Дэви не понравилось, что его смешали в одну кучу с невежественными англичанами, но Филип был совершенно прав. В Институт Франции был отправлен запрос по пневматической почте.

Что же касается врача, то тот, похоже, нашел себе идеальное тайное убежище.

– Доктор Лекер, – нетерпеливо произнес Дэви, – величайший из ныне живущих экспертов по vésicule bilière[31].

Я поинтересовалась, что это такое.

– Это французская болезнь, у нас в Англии ее нет, – ответил Филип.

Дэви бросил на него неприязненный взгляд.

– Это вовсе не болезнь, а орган. У всех он есть. Вам следует посмотреть на камни, которые удалили из моего организма.

Филип неприятно захихикал. Затем обзвонил несколько знаменитых докторов и даже связался с Медицинским институтом. Никто никогда не слышал об этом величайшем из ныне живущих эксперте.

– Он раньше жил на улице Нев-де-Пти-Шан.

– Такой больше не существует.

– А те прелестные дома? Их снесли?

– Пока нет, слава богу. Только переименовали.

– А как насчет «Баллады о буйабесе»?[32]

                О «Новой улице» наслышан,
                О той, что с «Малых», бишь, «Полей»,
                Французское «Рю-Нев-де-Пти-Шан»
                Не всяк срифмует, ей-же-ей![33]
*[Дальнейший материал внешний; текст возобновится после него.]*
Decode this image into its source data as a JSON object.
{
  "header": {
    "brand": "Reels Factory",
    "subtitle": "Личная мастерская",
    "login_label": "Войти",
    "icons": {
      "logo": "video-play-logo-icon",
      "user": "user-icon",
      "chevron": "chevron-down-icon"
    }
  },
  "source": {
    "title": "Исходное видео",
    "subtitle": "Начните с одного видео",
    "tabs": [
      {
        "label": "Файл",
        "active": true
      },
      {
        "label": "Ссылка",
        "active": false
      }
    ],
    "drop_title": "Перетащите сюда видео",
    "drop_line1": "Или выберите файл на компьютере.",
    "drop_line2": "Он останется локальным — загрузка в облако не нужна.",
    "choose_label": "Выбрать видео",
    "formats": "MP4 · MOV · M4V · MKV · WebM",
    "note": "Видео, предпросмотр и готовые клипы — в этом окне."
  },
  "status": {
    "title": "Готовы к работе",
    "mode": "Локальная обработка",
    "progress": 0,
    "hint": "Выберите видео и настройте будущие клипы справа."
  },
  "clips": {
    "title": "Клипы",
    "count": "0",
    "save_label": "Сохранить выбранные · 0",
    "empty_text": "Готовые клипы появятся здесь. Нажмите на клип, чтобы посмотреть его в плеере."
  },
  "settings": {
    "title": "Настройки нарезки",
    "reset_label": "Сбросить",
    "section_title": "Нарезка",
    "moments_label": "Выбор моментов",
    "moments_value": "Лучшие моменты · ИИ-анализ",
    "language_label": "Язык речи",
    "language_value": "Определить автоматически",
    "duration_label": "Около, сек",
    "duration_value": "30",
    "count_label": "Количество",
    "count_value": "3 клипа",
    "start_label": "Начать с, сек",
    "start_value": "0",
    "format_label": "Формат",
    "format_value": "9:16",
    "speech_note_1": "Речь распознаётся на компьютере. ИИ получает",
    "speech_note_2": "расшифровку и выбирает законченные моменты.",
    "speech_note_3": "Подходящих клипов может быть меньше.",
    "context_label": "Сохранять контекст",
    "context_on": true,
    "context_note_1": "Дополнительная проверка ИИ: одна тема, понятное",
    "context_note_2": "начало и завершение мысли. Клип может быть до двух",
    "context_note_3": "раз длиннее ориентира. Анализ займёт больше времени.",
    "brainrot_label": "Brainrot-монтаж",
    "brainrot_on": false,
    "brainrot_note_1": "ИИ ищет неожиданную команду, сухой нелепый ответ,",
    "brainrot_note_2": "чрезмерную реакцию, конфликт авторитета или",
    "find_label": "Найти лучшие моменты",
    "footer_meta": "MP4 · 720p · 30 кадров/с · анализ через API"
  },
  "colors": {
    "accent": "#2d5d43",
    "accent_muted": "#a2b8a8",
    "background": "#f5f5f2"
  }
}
Как жестоко дать ей новое имя! Академики вполне могли бы воспротивиться этому.

– Только не они!

– Интересно, может, доктора Лекера уже там нет? Я схожу и посмотрю – мне все равно нужна небольшая прогулка. Где тут лучшая аптека?

И он удалился с некоторой обидой. Филип сказал:

– Я заметил, что англичане часто имеют каких-то непонятных французских друзей. Коллаборационисты, все до единого, помяните мое слово. И, кстати, вам не приходило в голову, что ваш дядя не вполне нормален? Уж слишком активно он общается с Полиной в ее мезонине.

– Единственный человек в Париже, который не в себе, – это я, – усмехнулась я. – Чувствую себя совершенно выбитой из колеи.

Филип выглядел виноватым.

– Что ж, – вздохнул он, – целое утро пропало. Как я буду рад, когда приедет мисс Макинтош.

Мне было жаль, что они с Дэви не очень поладили. Своего дядю я потом не видела весь день. Нам с Альфредом пришлось пообедать с американским послом, который проезжал через Париж в промежутке между двумя каникулами, а мой вечер был опять занят общением с женами послов из неправдоподобных стран, каких я определенно не нашла бы на глобусе. Обсуждая с ними исчезновение лакеев как вида, я снова слышала те самые пронзительные визги, которые, без сомнения, означали, что Дэви все так же горячо общается с Полиной в мезонине. Я начинала впадать в уныние.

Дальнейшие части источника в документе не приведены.